March 8 Illustration.Dick Wootton.Twitchell vol 2 source
“Uncle Dick” Wootton, Source: Leading Facts of New Mexico History, R.E. Twitchell

It got so bad that Mexico Customs Officer Juan Bautista Vigil y Alarid had to deputize Rafael Luna as Taos’ border guard. Even that wasn’t enough. Eventually, Alarid authorized Luna and Taos Alcalde Severino Martinez to use the militia to intercept the Americans.

Calling out the militia seems like overkill until you realize how valuable the furs in question were. In 1837, “Uncle Dick” Wootton brought furs worth $25,000 into Taos. And that’s just what he was willing to pay the tax on. The trappers had incentive to skirt the law. And the Mexican authorities had incentive to try to keep them from doing so.

And so each spring the dance began again….

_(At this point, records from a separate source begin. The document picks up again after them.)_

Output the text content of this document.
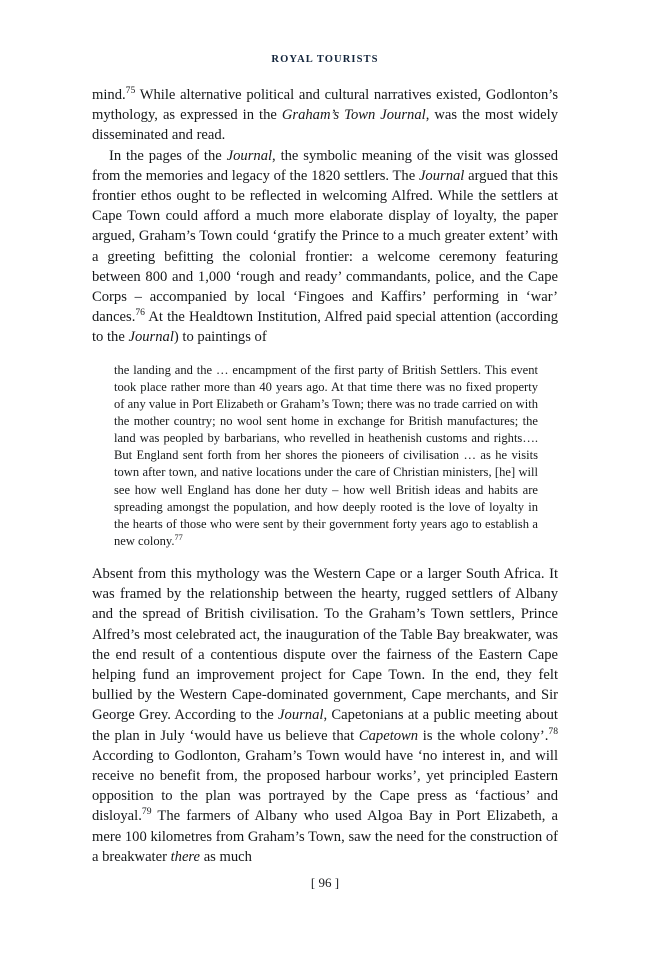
ROYAL TOURISTS

mind.$^{75}$ While alternative political and cultural narratives existed, Godlonton’s mythology, as expressed in the Graham’s Town Journal, was the most widely disseminated and read.

In the pages of the Journal, the symbolic meaning of the visit was glossed from the memories and legacy of the 1820 settlers. The Journal argued that this frontier ethos ought to be reflected in welcoming Alfred. While the settlers at Cape Town could afford a much more elaborate display of loyalty, the paper argued, Graham’s Town could ‘gratify the Prince to a much greater extent’ with a greeting befitting the colonial frontier: a welcome ceremony featuring between 800 and 1,000 ‘rough and ready’ commandants, police, and the Cape Corps – accompanied by local ‘Fingoes and Kaffirs’ performing in ‘war’ dances.$^{76}$ At the Healdtown Institution, Alfred paid special attention (according to the Journal) to paintings of

the landing and the … encampment of the first party of British Settlers. This event took place rather more than 40 years ago. At that time there was no fixed property of any value in Port Elizabeth or Graham’s Town; there was no trade carried on with the mother country; no wool sent home in exchange for British manufactures; the land was peopled by barbarians, who revelled in heathenish customs and rights…. But England sent forth from her shores the pioneers of civilisation … as he visits town after town, and native locations under the care of Christian ministers, [he] will see how well England has done her duty – how well British ideas and habits are spreading amongst the population, and how deeply rooted is the love of loyalty in the hearts of those who were sent by their government forty years ago to establish a new colony.$^{77}$

Absent from this mythology was the Western Cape or a larger South Africa. It was framed by the relationship between the hearty, rugged settlers of Albany and the spread of British civilisation. To the Graham’s Town settlers, Prince Alfred’s most celebrated act, the inauguration of the Table Bay breakwater, was the end result of a contentious dispute over the fairness of the Eastern Cape helping fund an improvement project for Cape Town. In the end, they felt bullied by the Western Cape-dominated government, Cape merchants, and Sir George Grey. According to the Journal, Capetonians at a public meeting about the plan in July ‘would have us believe that Capetown is the whole colony’.$^{78}$ According to Godlonton, Graham’s Town would have ‘no interest in, and will receive no benefit from, the proposed harbour works’, yet principled Eastern opposition to the plan was portrayed by the Cape press as ‘factious’ and disloyal.$^{79}$ The farmers of Albany who used Algoa Bay in Port Elizabeth, a mere 100 kilometres from Graham’s Town, saw the need for the construction of a breakwater there as much

[ 96 ]
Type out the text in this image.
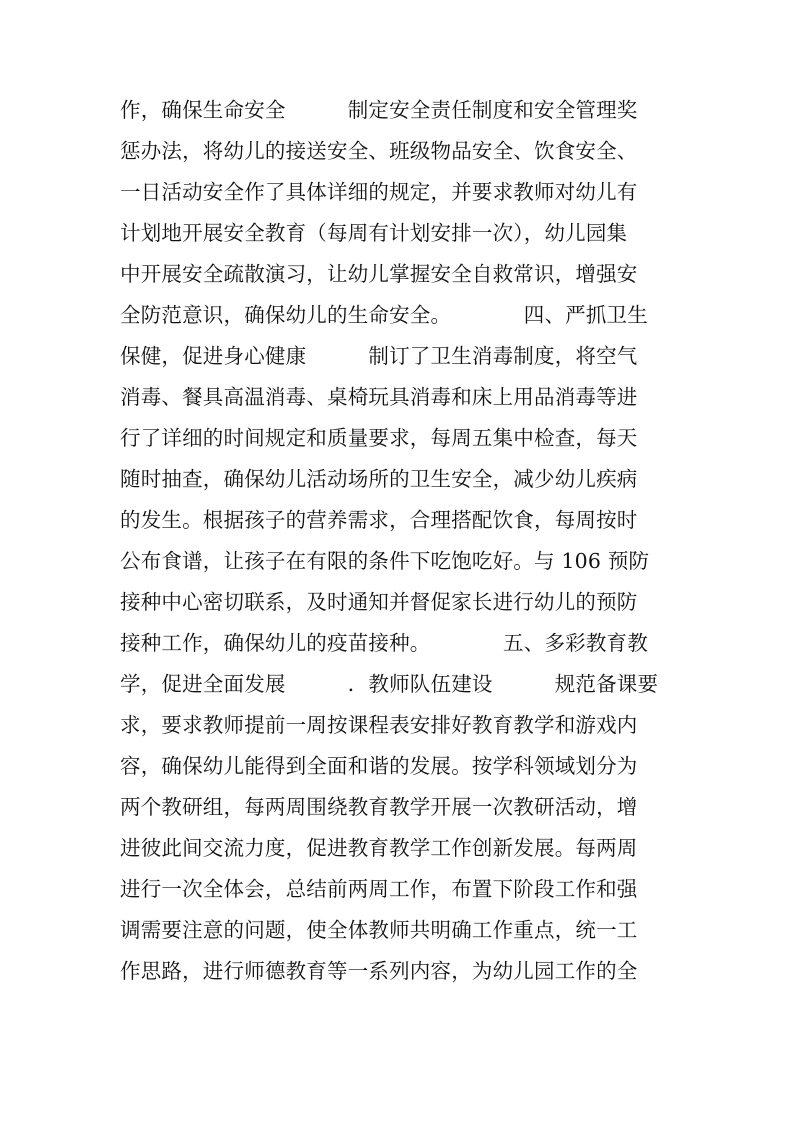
作，确保生命安全　　　制定安全责任制度和安全管理奖
惩办法，将幼儿的接送安全、班级物品安全、饮食安全、
一日活动安全作了具体详细的规定，并要求教师对幼儿有
计划地开展安全教育（每周有计划安排一次），幼儿园集
中开展安全疏散演习，让幼儿掌握安全自救常识，增强安
全防范意识，确保幼儿的生命安全。　　　　四、严抓卫生
保健，促进身心健康　　　制订了卫生消毒制度，将空气
消毒、餐具高温消毒、桌椅玩具消毒和床上用品消毒等进
行了详细的时间规定和质量要求，每周五集中检查，每天
随时抽查，确保幼儿活动场所的卫生安全，减少幼儿疾病
的发生。根据孩子的营养需求，合理搭配饮食，每周按时
公布食谱，让孩子在有限的条件下吃饱吃好。与 106 预防
接种中心密切联系，及时通知并督促家长进行幼儿的预防
接种工作，确保幼儿的疫苗接种。　　　　五、多彩教育教
学，促进全面发展　　　．教师队伍建设　　　规范备课要
求，要求教师提前一周按课程表安排好教育教学和游戏内
容，确保幼儿能得到全面和谐的发展。按学科领域划分为
两个教研组，每两周围绕教育教学开展一次教研活动，增
进彼此间交流力度，促进教育教学工作创新发展。每两周
进行一次全体会，总结前两周工作，布置下阶段工作和强
调需要注意的问题，使全体教师共明确工作重点，统一工
作思路，进行师德教育等一系列内容，为幼儿园工作的全
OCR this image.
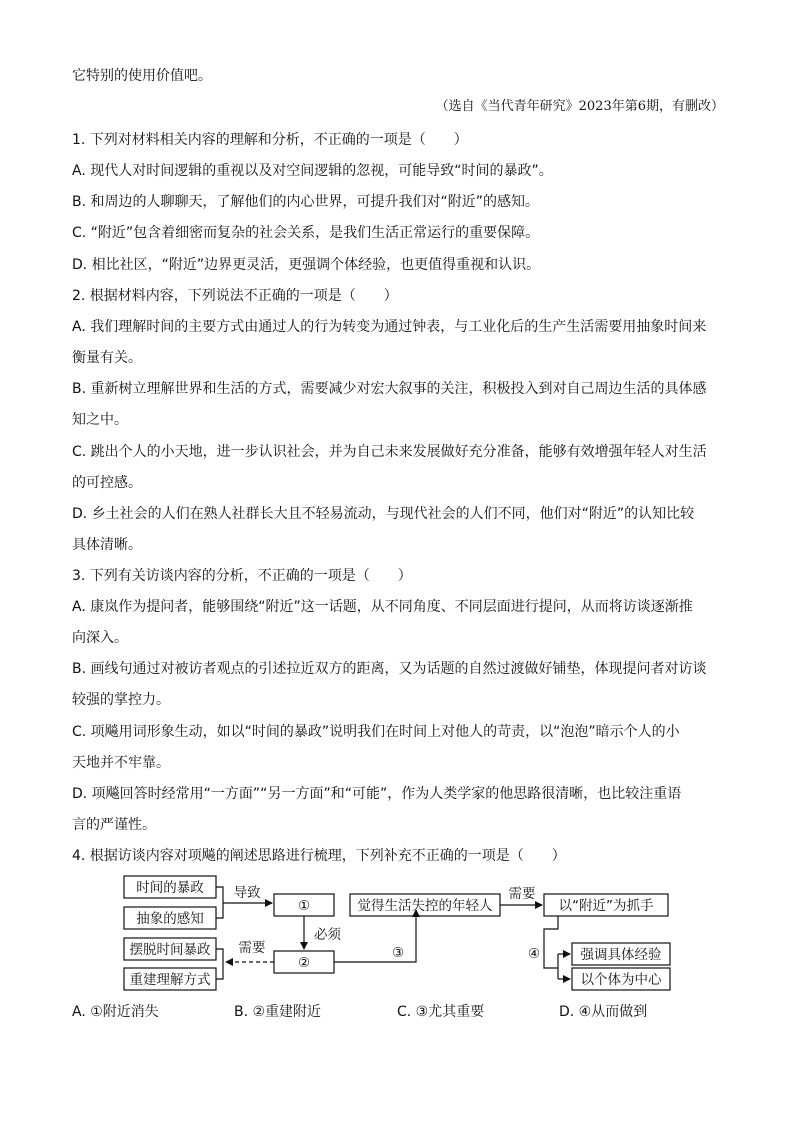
它特别的使用价值吧。
（选自《当代青年研究》2023年第6期，有删改）
1. 下列对材料相关内容的理解和分析，不正确的一项是（　　）
A. 现代人对时间逻辑的重视以及对空间逻辑的忽视，可能导致“时间的暴政”。
B. 和周边的人聊聊天，了解他们的内心世界，可提升我们对“附近”的感知。
C. “附近”包含着细密而复杂的社会关系，是我们生活正常运行的重要保障。
D. 相比社区，“附近”边界更灵活，更强调个体经验，也更值得重视和认识。
2. 根据材料内容，下列说法不正确的一项是（　　）
A. 我们理解时间的主要方式由通过人的行为转变为通过钟表，与工业化后的生产生活需要用抽象时间来
衡量有关。
B. 重新树立理解世界和生活的方式，需要减少对宏大叙事的关注，积极投入到对自己周边生活的具体感
知之中。
C. 跳出个人的小天地，进一步认识社会，并为自己未来发展做好充分准备，能够有效增强年轻人对生活
的可控感。
D. 乡土社会的人们在熟人社群长大且不轻易流动，与现代社会的人们不同，他们对“附近”的认知比较
具体清晰。
3. 下列有关访谈内容的分析，不正确的一项是（　　）
A. 康岚作为提问者，能够围绕“附近”这一话题，从不同角度、不同层面进行提问，从而将访谈逐渐推
向深入。
B. 画线句通过对被访者观点的引述拉近双方的距离，又为话题的自然过渡做好铺垫，体现提问者对访谈
较强的掌控力。
C. 项飚用词形象生动，如以“时间的暴政”说明我们在时间上对他人的苛责，以“泡泡”暗示个人的小
天地并不牢靠。
D. 项飚回答时经常用“一方面”“另一方面”和“可能”，作为人类学家的他思路很清晰，也比较注重语
言的严谨性。
4. 根据访谈内容对项飚的阐述思路进行梳理，下列补充不正确的一项是（　　）
时间的暴政
抽象的感知
导致
①
必须
②
摆脱时间暴政
重建理解方式
需要	③
觉得生活失控的年轻人
需要
以“附近”为抓手
④	强调具体经验
以个体为中心
A. ①附近消失	B. ②重建附近	C. ③尤其重要	D. ④从而做到
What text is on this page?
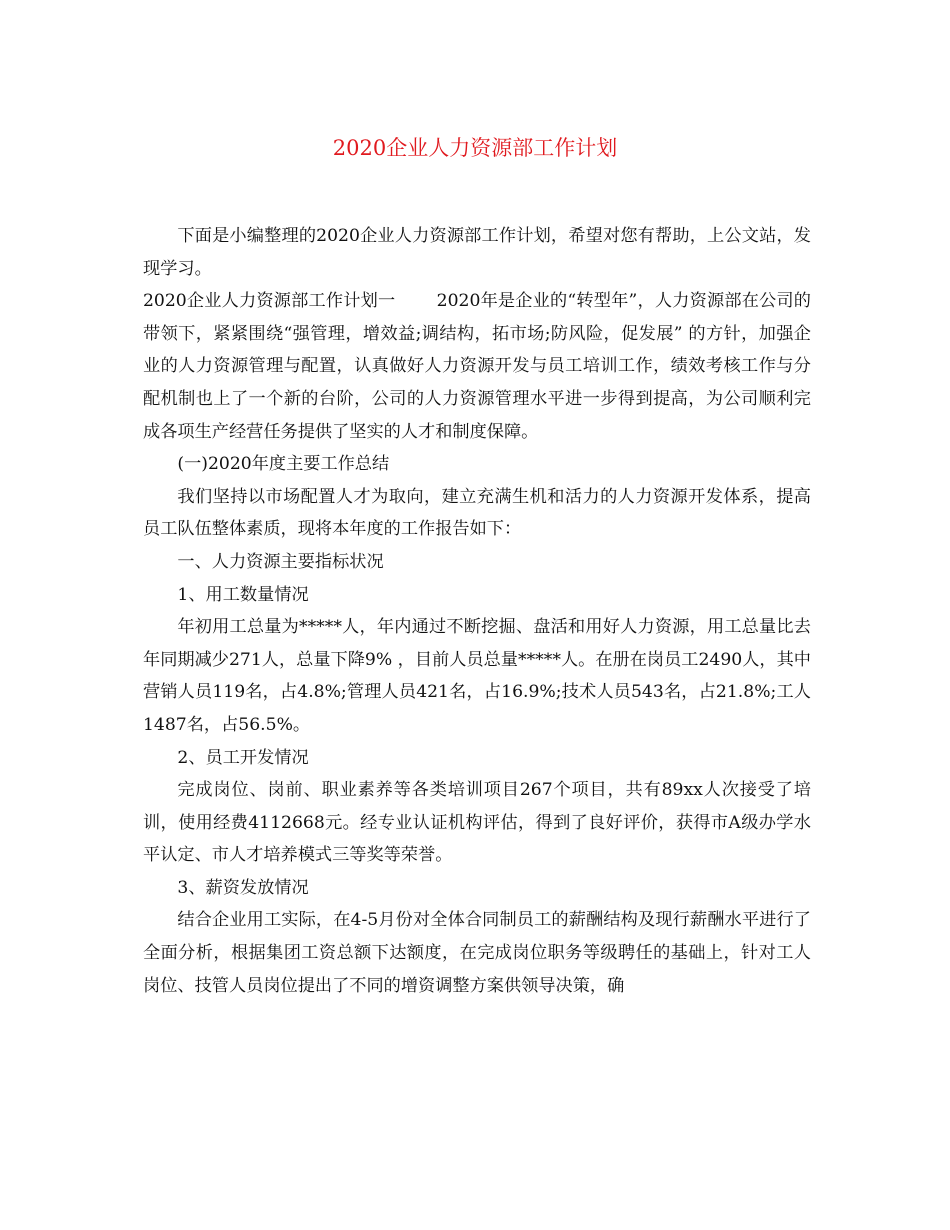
2020企业人力资源部工作计划

下面是小编整理的2020企业人力资源部工作计划，希望对您有帮助，上公文站，发现学习。

2020企业人力资源部工作计划一 2020年是企业的“转型年”，人力资源部在公司的带领下，紧紧围绕“强管理，增效益;调结构，拓市场;防风险，促发展” 的方针，加强企业的人力资源管理与配置，认真做好人力资源开发与员工培训工作，绩效考核工作与分配机制也上了一个新的台阶，公司的人力资源管理水平进一步得到提高，为公司顺利完成各项生产经营任务提供了坚实的人才和制度保障。

(一)2020年度主要工作总结

我们坚持以市场配置人才为取向，建立充满生机和活力的人力资源开发体系，提高员工队伍整体素质，现将本年度的工作报告如下：

一、人力资源主要指标状况

1、用工数量情况

年初用工总量为*****人，年内通过不断挖掘、盘活和用好人力资源，用工总量比去年同期减少271人，总量下降9% ，目前人员总量*****人。在册在岗员工2490人，其中营销人员119名，占4.8%;管理人员421名，占16.9%;技术人员543名，占21.8%;工人1487名，占56.5%。

2、员工开发情况

完成岗位、岗前、职业素养等各类培训项目267个项目，共有89xx人次接受了培训，使用经费4112668元。经专业认证机构评估，得到了良好评价，获得市A级办学水平认定、市人才培养模式三等奖等荣誉。

3、薪资发放情况

结合企业用工实际，在4-5月份对全体合同制员工的薪酬结构及现行薪酬水平进行了全面分析，根据集团工资总额下达额度，在完成岗位职务等级聘任的基础上，针对工人岗位、技管人员岗位提出了不同的增资调整方案供领导决策，确
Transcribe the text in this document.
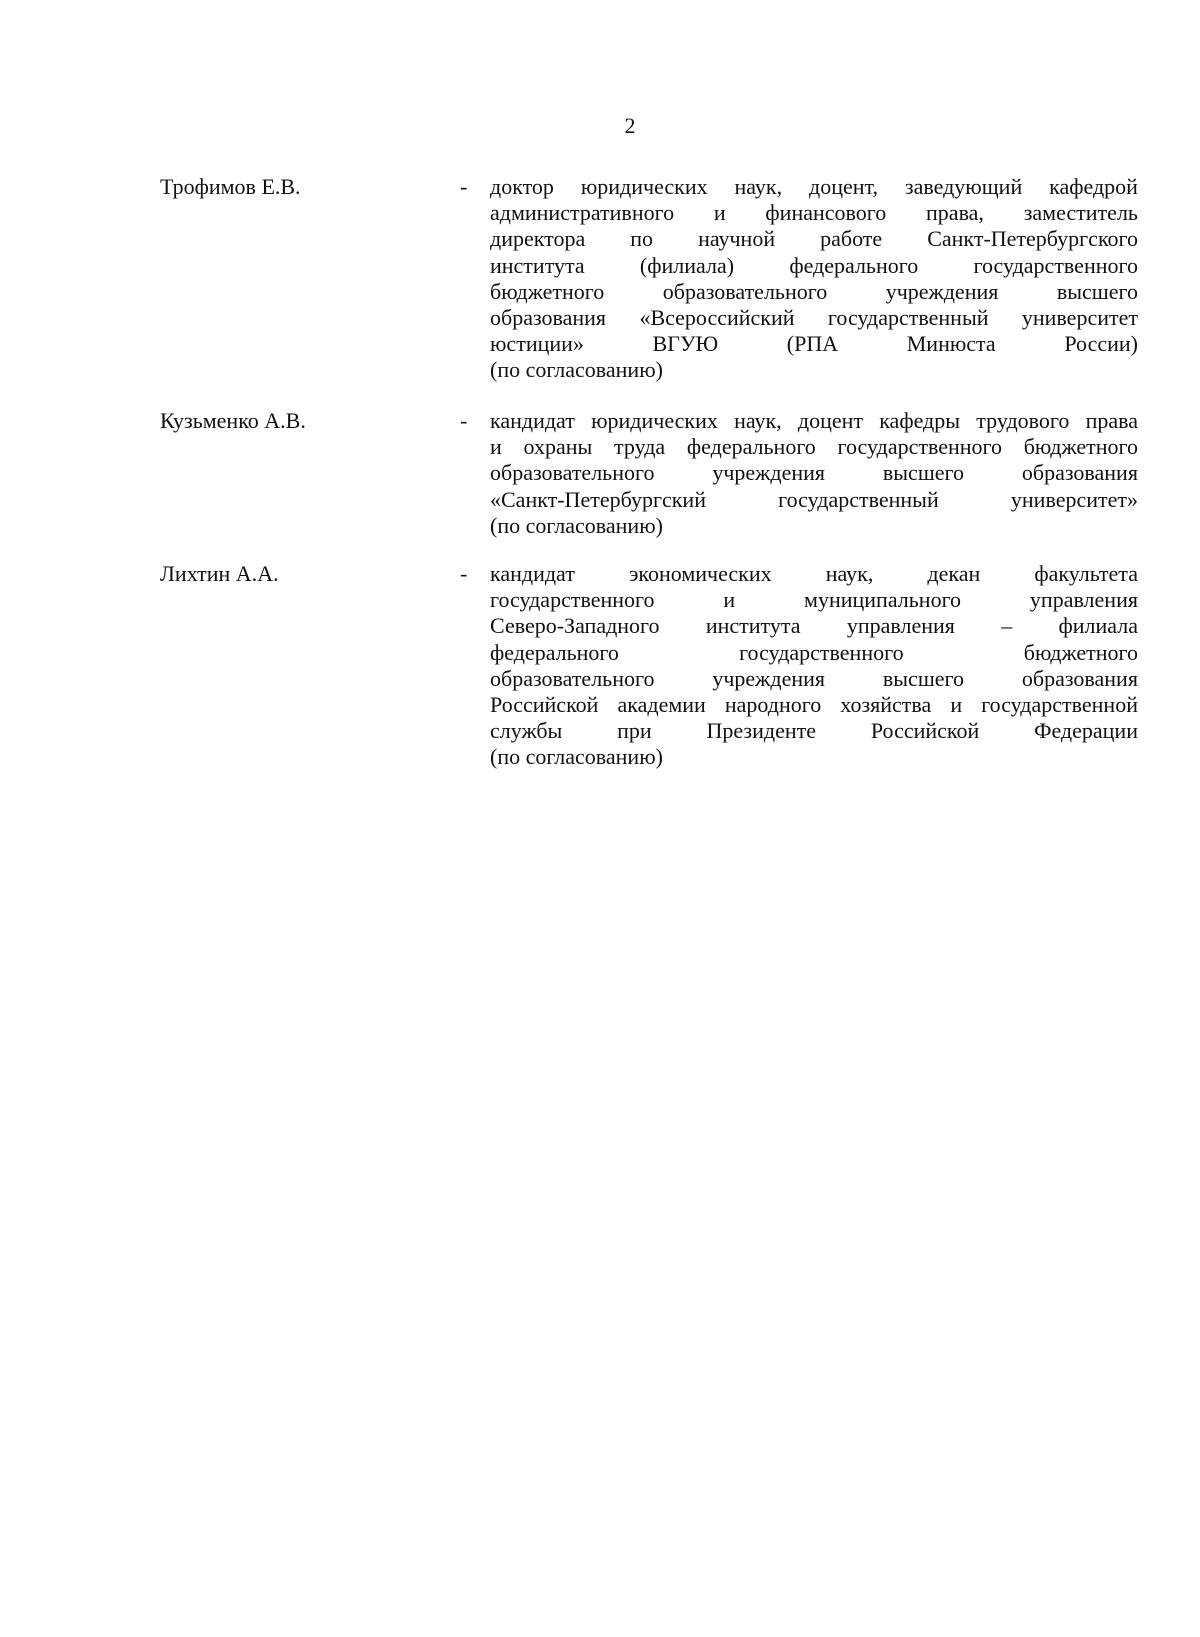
2
Трофимов Е.В.	- доктор юридических наук, доцент, заведующий кафедрой
административного и финансового права, заместитель
директора по научной работе Санкт-Петербургского
института	(филиала)	федерального	государственного
бюджетного	образовательного	учреждения	высшего
образования «Всероссийский государственный университет
юстиции»	ВГУЮ	(РПА	Минюста	России)
(по согласованию)
Кузьменко А.В.	- кандидат юридических наук, доцент кафедры трудового права
и охраны труда федерального государственного бюджетного
образовательного	учреждения	высшего	образования
«Санкт-Петербургский	государственный	университет»
(по согласованию)
Лихтин А.А.	- кандидат экономических наук, декан факультета
государственного	и	муниципального	управления
Северо-Западного института управления – филиала
федерального	государственного	бюджетного
образовательного	учреждения	высшего	образования
Российской академии народного хозяйства и государственной
службы при Президенте Российской Федерации
(по согласованию)
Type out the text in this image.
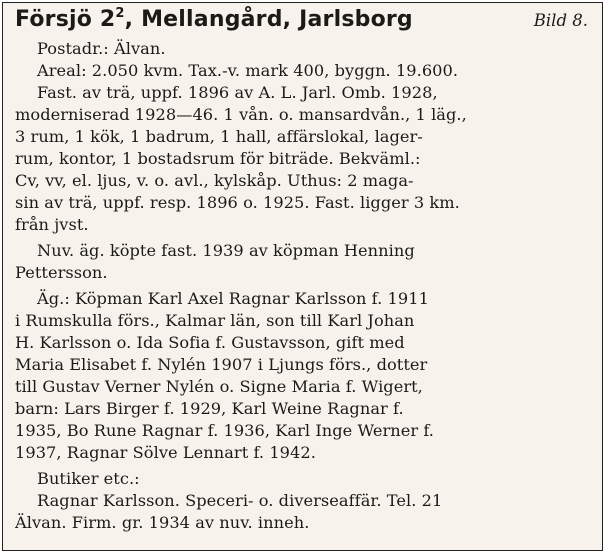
Försjö $2^2$, Mellangård, Jarlsborg	Bild 8.
Postadr.: Älvan.
Areal: 2.050 kvm. Tax.-v. mark 400, byggn. 19.600.
Fast. av trä, uppf. 1896 av A. L. Jarl. Omb. 1928,
moderniserad 1928—46. 1 vån. o. mansardvån., 1 läg.,
3 rum, 1 kök, 1 badrum, 1 hall, affärslokal, lager-
rum, kontor, 1 bostadsrum för biträde. Bekväml.:
Cv, vv, el. ljus, v. o. avl., kylskåp. Uthus: 2 maga-
sin av trä, uppf. resp. 1896 o. 1925. Fast. ligger 3 km.
från jvst.
Nuv. äg. köpte fast. 1939 av köpman Henning
Pettersson.
Äg.: Köpman Karl Axel Ragnar Karlsson f. 1911
i Rumskulla förs., Kalmar län, son till Karl Johan
H. Karlsson o. Ida Sofia f. Gustavsson, gift med
Maria Elisabet f. Nylén 1907 i Ljungs förs., dotter
till Gustav Verner Nylén o. Signe Maria f. Wigert,
barn: Lars Birger f. 1929, Karl Weine Ragnar f.
1935, Bo Rune Ragnar f. 1936, Karl Inge Werner f.
1937, Ragnar Sölve Lennart f. 1942.
Butiker etc.:
Ragnar Karlsson. Speceri- o. diverseaffär. Tel. 21
Älvan. Firm. gr. 1934 av nuv. inneh.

Sources: Den Galbraith, Turbulent Taos, Sunstone Press, Santa Fe, 1983; Leroy R. Hafen, Fur Trappers and Traders of the Far Southwest, Utah State UP, Logan, 1997; Joy L. Poole, editor, Over the Santa Fe Trail to Mexico, U of Oklahoma Press, Norman, 2015; David J. Weber, The Taos Trappers, U of Oklahoma Press, Norman, 1971.

John Fremont Stumbles Into Taos

On this day in 1849, Saturday, January 13, celebrated explorer John C. Fremont stumbled into the Taos plaza so battered by exposure and starvation that no one recognized him.

Fremont had left what is now Pueblo, Colorado, 52 days earlier on a mission to identify a practicable railroad route across the Rockies to California. He had 32 men and 120 supply-laden mules with him.

Even before he’d left Pueblo, there was trouble. He’d already lost a guide. When former mountain man “Uncle Bill” Wootton took a look at the signs and realized just how bad the coming winter was likely to be, he backed out. But former Army Colonel Fremont refused to give up. He’d been forced to resign from the military in a cloud of disgrace two years earlier and was determined to redeem himself. Come hell or high water, he was determined to prove that a year-round transcontinental railroad operation across the mountains was feasible. If men and mules could cross the path he had in mind under winter conditions, then surely trains could, too.

Fremont hired “Old Bill” Williams to take Wootton’s place. While Williams was a brilliant tracker, he  wasn’t exactly known for his tact. Since Fremont was known for his stubbornness, the partnership seemed destined for trouble. And trouble happened pretty quickly. When Williams announced that the expedition should veer from the route Fremont had laid out, trouble ensued. Fremont relieved Williams of his guide duties and gave them to men who Fremont had worked with before but who didn’t know the region.

As Wootton had predicted, the weather turned treacherously nasty and grew increasingly difficult as Fremont’s men tried to force their way through snow-bound canyons and across icy mountainsides. All of the mules either died of starvation or froze to death. Frostbite and snow blindness plagued both the animals and the men. Not only was the expedition’s goal doomed, but the conditions were so bad that the men feared for their lives. In a desperate attempt to make it to safety, Fremont divided his company into small groups and sent them south to try to reach Taos.

John C. Fremont.Simmons 3 wives

Only 21 men of the original 32 would make it out alive and Fremont himself would need weeks of nursing by Josefa Carson before he fully recovered from the ordeal. Even with the survivors in Taos and whole, the loss of life would continue. Williams would die trying to retrieve valuable records and medical equipment  that had been left behind in the rush to escape the winter conditions Uncle Bill Wootton had warned Fremont about.

Although a year-round transcontinental railroad was eventually built across the Rocky Mountains, it was not constructed on the route that Fremont tried to blaze that winter of 1848/49. The glory of that deed would go to other men.  Fremont’s exploring days were over .

Sources:  Alpheus H. Favour, Old Bill Williams, Mountain Man, U of Oklahoma Press,  Norman, 1962; Leroy R. Hafen, Ed., Fur Trappers and Traders of the Far Southwest, Utah State U Press, Logan, 1972; Marc Simmons, Kit Carson and His Three Wives, UNM Press, Albuquerque, 2003.